Calabrese, R. - Presenter, University of Maryland
Emulsions and dispersions are ubiquitous in the chemical process industries and form the basis of many food, pharmaceutical, personal care and other consumer products. An important step in equipment selection is prediction of drop size for a variety of devices ranging from stirred tanks and static mixers to high shear rotor-stator mills and high-pressure homogenizers. While these devices are of disparate geometry, their analysis can be put on common ground by connecting drop behaviour to local hydrodynamics. Mechanistic models for drop break up and particle fracture are based on the local, scale dependent fluid stress. As a result, having accurate estimates of the extent and intensity of the dispersion zone allows tuning of models for drop size, scaling of drop size data from one device to another of different geometry but with similar local hydrodynamics, and development of physical models for dispersion in the absence of size data.

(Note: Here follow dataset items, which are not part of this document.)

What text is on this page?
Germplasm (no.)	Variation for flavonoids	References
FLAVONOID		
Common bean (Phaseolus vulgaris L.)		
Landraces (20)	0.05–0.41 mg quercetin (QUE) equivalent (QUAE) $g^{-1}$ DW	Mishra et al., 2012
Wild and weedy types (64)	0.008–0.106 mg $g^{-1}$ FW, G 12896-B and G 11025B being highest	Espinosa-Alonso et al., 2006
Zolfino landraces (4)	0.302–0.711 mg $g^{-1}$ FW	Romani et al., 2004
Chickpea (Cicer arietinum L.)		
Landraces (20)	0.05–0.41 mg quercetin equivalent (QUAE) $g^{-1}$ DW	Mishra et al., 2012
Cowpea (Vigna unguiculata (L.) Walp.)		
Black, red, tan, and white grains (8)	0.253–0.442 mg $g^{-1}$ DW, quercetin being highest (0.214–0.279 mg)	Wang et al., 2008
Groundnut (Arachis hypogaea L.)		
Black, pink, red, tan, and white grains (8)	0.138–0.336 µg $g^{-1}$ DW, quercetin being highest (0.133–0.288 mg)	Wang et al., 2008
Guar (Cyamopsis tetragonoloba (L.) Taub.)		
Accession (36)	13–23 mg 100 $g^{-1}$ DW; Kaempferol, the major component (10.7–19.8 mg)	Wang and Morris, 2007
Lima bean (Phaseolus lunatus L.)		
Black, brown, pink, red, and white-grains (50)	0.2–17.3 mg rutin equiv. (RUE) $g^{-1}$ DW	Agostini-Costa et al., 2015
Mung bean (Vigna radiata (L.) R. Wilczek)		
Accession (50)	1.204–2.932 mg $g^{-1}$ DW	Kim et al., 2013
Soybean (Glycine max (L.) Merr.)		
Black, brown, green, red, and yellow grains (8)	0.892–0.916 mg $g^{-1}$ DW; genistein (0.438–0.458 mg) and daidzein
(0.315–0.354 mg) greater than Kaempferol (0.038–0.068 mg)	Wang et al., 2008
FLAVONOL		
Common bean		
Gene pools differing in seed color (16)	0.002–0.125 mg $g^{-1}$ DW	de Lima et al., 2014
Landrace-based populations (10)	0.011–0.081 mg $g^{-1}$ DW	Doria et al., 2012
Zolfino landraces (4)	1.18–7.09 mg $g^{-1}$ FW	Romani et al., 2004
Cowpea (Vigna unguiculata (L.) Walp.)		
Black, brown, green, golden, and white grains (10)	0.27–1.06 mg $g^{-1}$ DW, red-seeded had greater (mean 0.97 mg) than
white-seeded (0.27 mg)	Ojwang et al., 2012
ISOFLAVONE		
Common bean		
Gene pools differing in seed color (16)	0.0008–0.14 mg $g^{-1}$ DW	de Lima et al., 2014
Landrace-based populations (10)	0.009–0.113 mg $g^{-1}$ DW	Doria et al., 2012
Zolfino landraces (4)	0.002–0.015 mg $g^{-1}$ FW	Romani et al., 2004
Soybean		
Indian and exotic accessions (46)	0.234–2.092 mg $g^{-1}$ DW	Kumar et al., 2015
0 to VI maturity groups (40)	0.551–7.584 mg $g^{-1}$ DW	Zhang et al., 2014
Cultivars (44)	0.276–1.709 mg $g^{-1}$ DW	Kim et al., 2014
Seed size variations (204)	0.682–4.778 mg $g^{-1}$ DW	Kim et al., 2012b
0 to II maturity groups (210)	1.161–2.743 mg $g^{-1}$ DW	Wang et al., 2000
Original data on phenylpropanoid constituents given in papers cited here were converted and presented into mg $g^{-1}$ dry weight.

Scaling arguments will be presented for laminar flow where local shear rate governs drop behaviour, and for turbulent flow where the forces acting on a drop transitions from inertial to viscous as the drop size decreases and local turbulent energy dissipation rate (power per mass) governs drop dynamics. The role of surfactants will be considered. Mechanistic correlations for drop size distribution will be presented and related to local hydrodynamics. The efficacy of different approaches to estimate local deformation rates will be discussed. Detailed flow field results, both experimental and via CFD, will be presented and related to drop or particle dispersion. Population Balance Models (PBM) will be considered with respect to development of breakage kernels and validation of modern CFD-PBM simulations. Examples will be taken from the author’s work as well as that of others. Limitations and future directions will be discussed. The presenter was Dr. Leng’s co-author on the NAMF Handbook chapter titled “Immiscible Liquid-Liquid Systems”. There will be recurring reference to Doug’s contributions as well as his influence on the current practice and research directions.